O fascínio da crónica

Texto de José do Carmo Francisco sobre o livro Hoje é Tudo Falso e outras crónicas (ed. On y va), de António Souto; publicado na Gazeta das Caldas a 21 de Junho de 2019 (e disponibilizado também no blogue Mesa dos Extravagantes)

 

Hoje é Tudo Falso e outras crónicas, o mais recente livro de António Souto (n.1961), inclui 31 crónicas, e o título é retirado da página 13: «Os currais ruíram e já não há eira nem quem chegue lume à caruma, nem adega, nem mesa grande, nem quem se sente nela. Hoje é tudo falso, tudo tão distante…»

Como género literário, a crónica, sendo um híbrido, concorre com o poema, o conto, a notícia, a reflexão, o apontamento. A citação inicial de Eça de Queirós em 1867 dá uma ideia do fascínio da crónica: «A crónica é como estes rapazes que não têm morada sua e que vivem no quarto dos seus amigos.»

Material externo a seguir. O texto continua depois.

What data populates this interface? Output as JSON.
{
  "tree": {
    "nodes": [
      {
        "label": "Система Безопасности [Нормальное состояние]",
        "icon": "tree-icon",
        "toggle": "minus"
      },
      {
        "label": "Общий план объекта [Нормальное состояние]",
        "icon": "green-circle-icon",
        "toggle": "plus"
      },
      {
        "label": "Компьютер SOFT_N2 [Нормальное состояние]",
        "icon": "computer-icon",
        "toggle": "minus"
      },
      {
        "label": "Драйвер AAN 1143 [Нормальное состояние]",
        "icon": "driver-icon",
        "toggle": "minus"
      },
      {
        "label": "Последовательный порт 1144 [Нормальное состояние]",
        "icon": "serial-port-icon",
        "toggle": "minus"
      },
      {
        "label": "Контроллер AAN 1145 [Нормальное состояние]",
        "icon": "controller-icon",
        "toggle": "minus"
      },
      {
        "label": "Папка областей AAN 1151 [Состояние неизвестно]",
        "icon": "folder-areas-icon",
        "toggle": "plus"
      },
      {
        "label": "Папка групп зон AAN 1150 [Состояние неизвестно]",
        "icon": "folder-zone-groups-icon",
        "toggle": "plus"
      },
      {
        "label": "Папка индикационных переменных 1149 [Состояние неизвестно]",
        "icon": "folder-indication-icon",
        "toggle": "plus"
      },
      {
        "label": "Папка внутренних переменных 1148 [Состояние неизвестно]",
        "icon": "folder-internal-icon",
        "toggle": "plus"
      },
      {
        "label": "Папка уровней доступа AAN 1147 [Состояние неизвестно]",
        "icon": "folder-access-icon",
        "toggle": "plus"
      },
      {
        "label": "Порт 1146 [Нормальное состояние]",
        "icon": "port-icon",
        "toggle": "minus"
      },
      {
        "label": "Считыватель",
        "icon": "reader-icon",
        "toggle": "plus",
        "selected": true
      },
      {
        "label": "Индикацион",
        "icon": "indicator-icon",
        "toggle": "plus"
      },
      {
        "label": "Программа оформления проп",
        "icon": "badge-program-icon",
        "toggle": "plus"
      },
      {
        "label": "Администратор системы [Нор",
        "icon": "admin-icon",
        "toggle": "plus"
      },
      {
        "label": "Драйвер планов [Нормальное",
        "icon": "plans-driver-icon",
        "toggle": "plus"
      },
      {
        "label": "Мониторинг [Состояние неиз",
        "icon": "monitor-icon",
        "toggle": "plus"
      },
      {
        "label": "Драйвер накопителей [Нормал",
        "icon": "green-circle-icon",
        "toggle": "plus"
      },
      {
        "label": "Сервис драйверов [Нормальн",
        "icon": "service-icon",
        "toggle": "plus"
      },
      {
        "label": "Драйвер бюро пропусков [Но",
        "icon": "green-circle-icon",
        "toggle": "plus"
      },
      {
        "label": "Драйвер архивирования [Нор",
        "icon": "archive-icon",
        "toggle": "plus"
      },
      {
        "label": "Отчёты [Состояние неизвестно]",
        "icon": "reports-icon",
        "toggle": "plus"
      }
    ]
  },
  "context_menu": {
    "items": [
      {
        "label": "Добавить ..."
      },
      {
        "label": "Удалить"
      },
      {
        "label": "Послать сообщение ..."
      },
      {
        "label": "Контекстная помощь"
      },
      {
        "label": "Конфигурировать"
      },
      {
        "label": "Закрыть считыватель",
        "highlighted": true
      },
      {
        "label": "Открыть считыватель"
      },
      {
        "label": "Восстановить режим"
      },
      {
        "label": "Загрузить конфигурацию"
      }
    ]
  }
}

Na página 15 o autor refere o seu gosto pela música: «Tive há muitos anos um gira-discos que comprei em segunda mão. Eu não era um especialista em música nem sequer tinha um género musical de eleição.» Na página 21 outro registo, o do sofrimento: «Partilham-se testemunhos e consolos. Descobrem-se as fragilidades e os limites da vida. Experimenta-se o sofrimento próprio e alheio. Aprende-se o sentido da palavra e do silêncio, da confiança e da esperança.»

Há também um lugar para a memória e para o passado. Primeiro a memória: «A seguir ao relógio que o meu avô me ofereceu no dia do meu exame da quarta classe, o camião de ferro amarelo foi talvez a minha maior relíquia da infância.» Depois o passado: «Os rebuçados de hoje já não sabem a nada nem têm crianças que os procurem ou que os saibam descascar como segredos.»

Apenas mais dois exemplos no registo desta cartografia pessoal do autor. Por um lado, o Natal: «Começo a ficar cansado de ouvir e ver tanto natal quando chega a quadra natalícia, como se não houvesse mais nada para ver e ouvir.» Ou o Mundo: «Até uma certa idade pensamos que o Mundo é todo nosso, que somos o centro dele, que tudo quanto nos rodeia parece estar a mais, refugo.»

Afinal o mesmo Mundo onde o Padre António Vieira falava dos peixes grandes que comem os pequenos em vez de serem os pequenos a comer os grandes, tal como já Almeida Garrett referiu os 200 pobres que são precisos para fazer um rico.